With the ever increasing prevalence of weird-ingredient beers, American brewers (both craft and home) are overlooking the possibilities that weird process provides! Whether that is dry hopping before fermentation, concentrated Maillard-intensifying boil, or adding malt after fermentation (which is what I’m investigating with this post)!

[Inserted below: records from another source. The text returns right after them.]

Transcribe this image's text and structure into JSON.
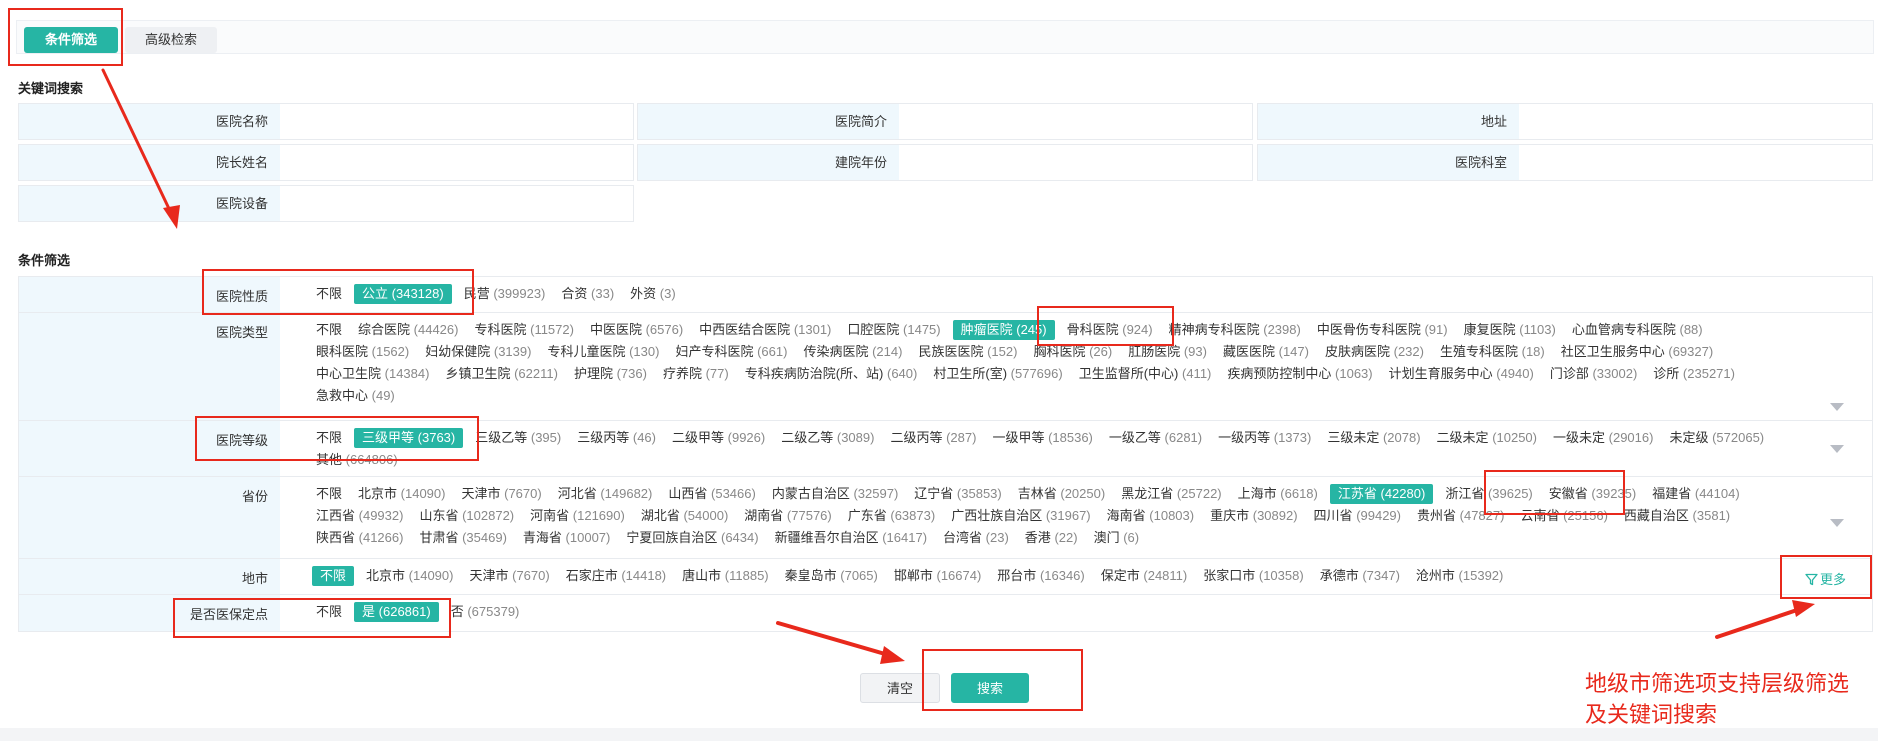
{
  "tabs": [
    {
      "label": "条件筛选",
      "active": true
    },
    {
      "label": "高级检索",
      "active": false
    }
  ],
  "keyword_section": {
    "title": "关键词搜索",
    "fields": [
      {
        "label": "医院名称",
        "value": ""
      },
      {
        "label": "医院简介",
        "value": ""
      },
      {
        "label": "地址",
        "value": ""
      },
      {
        "label": "院长姓名",
        "value": ""
      },
      {
        "label": "建院年份",
        "value": ""
      },
      {
        "label": "医院科室",
        "value": ""
      },
      {
        "label": "医院设备",
        "value": ""
      }
    ]
  },
  "filter_section": {
    "title": "条件筛选",
    "rows": [
      {
        "label": "医院性质",
        "options": [
          {
            "name": "不限",
            "count": ""
          },
          {
            "name": "公立",
            "count": "(343128)",
            "selected": true
          },
          {
            "name": "民营",
            "count": "(399923)"
          },
          {
            "name": "合资",
            "count": "(33)"
          },
          {
            "name": "外资",
            "count": "(3)"
          }
        ]
      },
      {
        "label": "医院类型",
        "expandable": true,
        "options": [
          {
            "name": "不限",
            "count": ""
          },
          {
            "name": "综合医院",
            "count": "(44426)"
          },
          {
            "name": "专科医院",
            "count": "(11572)"
          },
          {
            "name": "中医医院",
            "count": "(6576)"
          },
          {
            "name": "中西医结合医院",
            "count": "(1301)"
          },
          {
            "name": "口腔医院",
            "count": "(1475)"
          },
          {
            "name": "肿瘤医院",
            "count": "(245)",
            "selected": true
          },
          {
            "name": "骨科医院",
            "count": "(924)"
          },
          {
            "name": "精神病专科医院",
            "count": "(2398)"
          },
          {
            "name": "中医骨伤专科医院",
            "count": "(91)"
          },
          {
            "name": "康复医院",
            "count": "(1103)"
          },
          {
            "name": "心血管病专科医院",
            "count": "(88)"
          },
          {
            "name": "眼科医院",
            "count": "(1562)"
          },
          {
            "name": "妇幼保健院",
            "count": "(3139)"
          },
          {
            "name": "专科儿童医院",
            "count": "(130)"
          },
          {
            "name": "妇产专科医院",
            "count": "(661)"
          },
          {
            "name": "传染病医院",
            "count": "(214)"
          },
          {
            "name": "民族医医院",
            "count": "(152)"
          },
          {
            "name": "胸科医院",
            "count": "(26)"
          },
          {
            "name": "肛肠医院",
            "count": "(93)"
          },
          {
            "name": "藏医医院",
            "count": "(147)"
          },
          {
            "name": "皮肤病医院",
            "count": "(232)"
          },
          {
            "name": "生殖专科医院",
            "count": "(18)"
          },
          {
            "name": "社区卫生服务中心",
            "count": "(69327)"
          },
          {
            "name": "中心卫生院",
            "count": "(14384)"
          },
          {
            "name": "乡镇卫生院",
            "count": "(62211)"
          },
          {
            "name": "护理院",
            "count": "(736)"
          },
          {
            "name": "疗养院",
            "count": "(77)"
          },
          {
            "name": "专科疾病防治院(所、站)",
            "count": "(640)"
          },
          {
            "name": "村卫生所(室)",
            "count": "(577696)"
          },
          {
            "name": "卫生监督所(中心)",
            "count": "(411)"
          },
          {
            "name": "疾病预防控制中心",
            "count": "(1063)"
          },
          {
            "name": "计划生育服务中心",
            "count": "(4940)"
          },
          {
            "name": "门诊部",
            "count": "(33002)"
          },
          {
            "name": "诊所",
            "count": "(235271)"
          },
          {
            "name": "急救中心",
            "count": "(49)"
          }
        ]
      },
      {
        "label": "医院等级",
        "expandable": true,
        "options": [
          {
            "name": "不限",
            "count": ""
          },
          {
            "name": "三级甲等",
            "count": "(3763)",
            "selected": true
          },
          {
            "name": "三级乙等",
            "count": "(395)"
          },
          {
            "name": "三级丙等",
            "count": "(46)"
          },
          {
            "name": "二级甲等",
            "count": "(9926)"
          },
          {
            "name": "二级乙等",
            "count": "(3089)"
          },
          {
            "name": "二级丙等",
            "count": "(287)"
          },
          {
            "name": "一级甲等",
            "count": "(18536)"
          },
          {
            "name": "一级乙等",
            "count": "(6281)"
          },
          {
            "name": "一级丙等",
            "count": "(1373)"
          },
          {
            "name": "三级未定",
            "count": "(2078)"
          },
          {
            "name": "二级未定",
            "count": "(10250)"
          },
          {
            "name": "一级未定",
            "count": "(29016)"
          },
          {
            "name": "未定级",
            "count": "(572065)"
          },
          {
            "name": "其他",
            "count": "(664806)"
          }
        ]
      },
      {
        "label": "省份",
        "expandable": true,
        "options": [
          {
            "name": "不限",
            "count": ""
          },
          {
            "name": "北京市",
            "count": "(14090)"
          },
          {
            "name": "天津市",
            "count": "(7670)"
          },
          {
            "name": "河北省",
            "count": "(149682)"
          },
          {
            "name": "山西省",
            "count": "(53466)"
          },
          {
            "name": "内蒙古自治区",
            "count": "(32597)"
          },
          {
            "name": "辽宁省",
            "count": "(35853)"
          },
          {
            "name": "吉林省",
            "count": "(20250)"
          },
          {
            "name": "黑龙江省",
            "count": "(25722)"
          },
          {
            "name": "上海市",
            "count": "(6618)"
          },
          {
            "name": "江苏省",
            "count": "(42280)",
            "selected": true
          },
          {
            "name": "浙江省",
            "count": "(39625)"
          },
          {
            "name": "安徽省",
            "count": "(39235)"
          },
          {
            "name": "福建省",
            "count": "(44104)"
          },
          {
            "name": "江西省",
            "count": "(49932)"
          },
          {
            "name": "山东省",
            "count": "(102872)"
          },
          {
            "name": "河南省",
            "count": "(121690)"
          },
          {
            "name": "湖北省",
            "count": "(54000)"
          },
          {
            "name": "湖南省",
            "count": "(77576)"
          },
          {
            "name": "广东省",
            "count": "(63873)"
          },
          {
            "name": "广西壮族自治区",
            "count": "(31967)"
          },
          {
            "name": "海南省",
            "count": "(10803)"
          },
          {
            "name": "重庆市",
            "count": "(30892)"
          },
          {
            "name": "四川省",
            "count": "(99429)"
          },
          {
            "name": "贵州省",
            "count": "(47827)"
          },
          {
            "name": "云南省",
            "count": "(25156)"
          },
          {
            "name": "西藏自治区",
            "count": "(3581)"
          },
          {
            "name": "陕西省",
            "count": "(41266)"
          },
          {
            "name": "甘肃省",
            "count": "(35469)"
          },
          {
            "name": "青海省",
            "count": "(10007)"
          },
          {
            "name": "宁夏回族自治区",
            "count": "(6434)"
          },
          {
            "name": "新疆维吾尔自治区",
            "count": "(16417)"
          },
          {
            "name": "台湾省",
            "count": "(23)"
          },
          {
            "name": "香港",
            "count": "(22)"
          },
          {
            "name": "澳门",
            "count": "(6)"
          }
        ]
      },
      {
        "label": "地市",
        "more_label": "更多",
        "options": [
          {
            "name": "不限",
            "count": "",
            "selected": true
          },
          {
            "name": "北京市",
            "count": "(14090)"
          },
          {
            "name": "天津市",
            "count": "(7670)"
          },
          {
            "name": "石家庄市",
            "count": "(14418)"
          },
          {
            "name": "唐山市",
            "count": "(11885)"
          },
          {
            "name": "秦皇岛市",
            "count": "(7065)"
          },
          {
            "name": "邯郸市",
            "count": "(16674)"
          },
          {
            "name": "邢台市",
            "count": "(16346)"
          },
          {
            "name": "保定市",
            "count": "(24811)"
          },
          {
            "name": "张家口市",
            "count": "(10358)"
          },
          {
            "name": "承德市",
            "count": "(7347)"
          },
          {
            "name": "沧州市",
            "count": "(15392)"
          }
        ]
      },
      {
        "label": "是否医保定点",
        "options": [
          {
            "name": "不限",
            "count": ""
          },
          {
            "name": "是",
            "count": "(626861)",
            "selected": true
          },
          {
            "name": "否",
            "count": "(675379)"
          }
        ]
      }
    ]
  },
  "buttons": {
    "clear": "清空",
    "search": "搜索"
  },
  "annotation_note": [
    "地级市筛选项支持层级筛选",
    "及关键词搜索"
  ],
  "colors": {
    "accent": "#26b5a4",
    "label_bg": "#eff8fd",
    "annotation": "#e8291c"
  },
  "icons": {
    "expand": "chevron-down-icon",
    "more": "filter-icon"
  }
}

The concept for this porter was to age it for six months (while the other half was on tap), and then add cold-extracted dark grain to refresh the dark malt flavor and aroma. I’ve used cold-extractated dark grains before, but only before fermentation (like Dark Saison IV). Over the years I’ve drank a few stouts and porters (fresh Deschutes Abyss comes to mind) that have exhibited a hint of dough-in: that wonderful combination of fresh coffee and bready malt. That’s what I wanted to accentuate. While not as sensitive as hop compounds, malt aromatics are driven off by the boil and fermentation and muted and muddled by age and oxidation. This isn’t always a bad thing, but it can be boring when that is what all malt goes through on the way to the glass!

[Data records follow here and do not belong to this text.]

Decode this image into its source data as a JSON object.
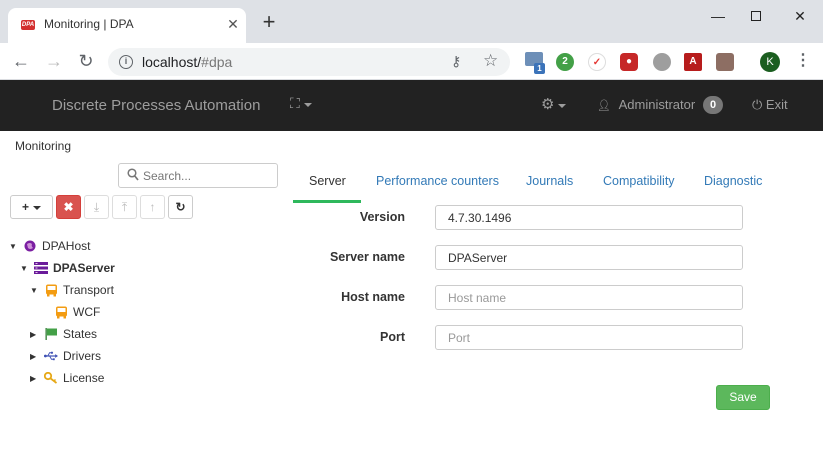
{
  "browser": {
    "tab_title": "Monitoring | DPA",
    "favicon_text": "DPA",
    "url_host": "localhost/",
    "url_path": "#dpa",
    "profile_initial": "K",
    "extensions": [
      {
        "name": "mail-extension-icon",
        "badge": "1"
      },
      {
        "name": "green-counter-extension-icon",
        "text": "2"
      },
      {
        "name": "pocket-extension-icon"
      },
      {
        "name": "ublock-extension-icon"
      },
      {
        "name": "grey-circle-extension-icon"
      },
      {
        "name": "pdf-extension-icon"
      },
      {
        "name": "stamp-extension-icon"
      }
    ]
  },
  "navbar": {
    "brand": "Discrete Processes Automation",
    "user": "Administrator",
    "badge_count": "0",
    "exit_label": "Exit"
  },
  "breadcrumb": "Monitoring",
  "sidebar": {
    "search_placeholder": "Search...",
    "tree": [
      {
        "label": "DPAHost",
        "icon": "globe-icon",
        "level": 0,
        "expanded": true
      },
      {
        "label": "DPAServer",
        "icon": "server-icon",
        "level": 1,
        "expanded": true,
        "bold": true
      },
      {
        "label": "Transport",
        "icon": "bus-icon",
        "level": 2,
        "expanded": true
      },
      {
        "label": "WCF",
        "icon": "bus-icon",
        "level": 3
      },
      {
        "label": "States",
        "icon": "flag-icon",
        "level": 2,
        "expanded": false
      },
      {
        "label": "Drivers",
        "icon": "usb-icon",
        "level": 2,
        "expanded": false
      },
      {
        "label": "License",
        "icon": "key-icon",
        "level": 2,
        "expanded": false
      }
    ]
  },
  "tabs": [
    {
      "label": "Server",
      "active": true
    },
    {
      "label": "Performance counters"
    },
    {
      "label": "Journals"
    },
    {
      "label": "Compatibility"
    },
    {
      "label": "Diagnostic"
    }
  ],
  "form": {
    "version_label": "Version",
    "version_value": "4.7.30.1496",
    "server_name_label": "Server name",
    "server_name_value": "DPAServer",
    "host_name_label": "Host name",
    "host_name_placeholder": "Host name",
    "port_label": "Port",
    "port_placeholder": "Port",
    "save_label": "Save"
  },
  "colors": {
    "navbar_bg": "#222222",
    "tab_active_underline": "#2eb85c",
    "save_button": "#5cb85c",
    "delete_button": "#d9534f",
    "link": "#337ab7"
  }
}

The base for this experiment was the “plain” half of the chocolate-butternut squash porter that I brewed in early August. It had some roastiness, but after five months in the keg it was beginning to show its age, too dark-fruit forward. Dosing into a glass let me play with different rates and malt combinations without risking the whole batch. After testing a variety of dark malts in small scale infusion I settled on equal parts Weyermann Carafa Special II and Chocolate Rye. Both are husk-free, and provide a softer flavor contribution than black malt and roasted barley.
To make the extract for the full-batch infusion I ran the grains (2.5 oz each) through my Barley Crusher. While you can use a blade-style coffee grinder for dark malts, the fine particulate makes the spent grain sludge difficult to separate from the liquid. I combined the grain with 48 oz of filtered water in a sanitized growler, shaking occasionally to aid extraction. After 10 hours I decanted the liquid through a mesh coffee filter to remove large pieces of grain that hadn’t settled. I then passed it through a paper filter to remove any dust (stouts and porters often taste better after roasted particulate is allowed to drop). Despite being a second pass this still took about 30 minutes.
I pasteurized the resulting inky black concentrate at 170F for a few minutes. While I doubt it would have caused a microbial issue going into cold/fermented beer, the extra effort was worth the peace of mind. Heating the extract also helps to reduce the amount of dissolved oxygen, although not as much as boiling would have. After cooling, I did another taste test to dial in my ideal ratio, and then dosed 23 oz directly into the depressurized mostly-full keg. This technique might also benefit from combination with water adjustments, but I didn’t find that necessary flavor-wise (beers on nitro often benefit from slightly lower pH to replace the absent carbonic acid).
Appearance – Doesn’t look much darker than it was prior to the cold extraction, but when held at an angle to the light it is less translucent (still transparent, but brown rather than red right at the edge). Nice big tan head, a bit voluminous though, needed to settle and top-off to get a full pour.
Smell – Not quite brew-day morning, but much fresher grainy-roasty flavor than the beer was prior to the transfusion. Still has some dark fruit behind the coffee and roasted grain. On the upper-end of mocha for a porter. No hop aroma.
Taste – Roast is mellower on the palate than it was in the nose. Smooth cold brewed coffee, minimal roasted bitterness. Hops were never prominent, but by now they add just a slight bitter edge. Smooth, although a bit dry for my tastes. Fermentation seems clean, no noticeable off-flavors.
Mouthfeel – Not quite as full as I prefer for a cold-weather rye porter, although the creamy head helps with that body while it lasts. Low carbonation after running through the stout faucet. Amazing how much mouthfeel the butternut squash added to the other half!
Drinkability & Notes – This method breathes malty freshness into an aged beer, the malt equivalent of a hop tea. Adding more dark malt after fermentation certainly improved this beer, but at this rate it doesn’t provide a showcase character. It would be interesting to taste a dark beer with all of the roasted grain added like this! It could also be an easy way to make a split batch without having to divide the wort pre-boil. You could even try a shorter/hotter extraction if you wanted to see how that changes the roast impression. Lots of options, and certainly not the last of my attempts to use traditional ingredients in new ways!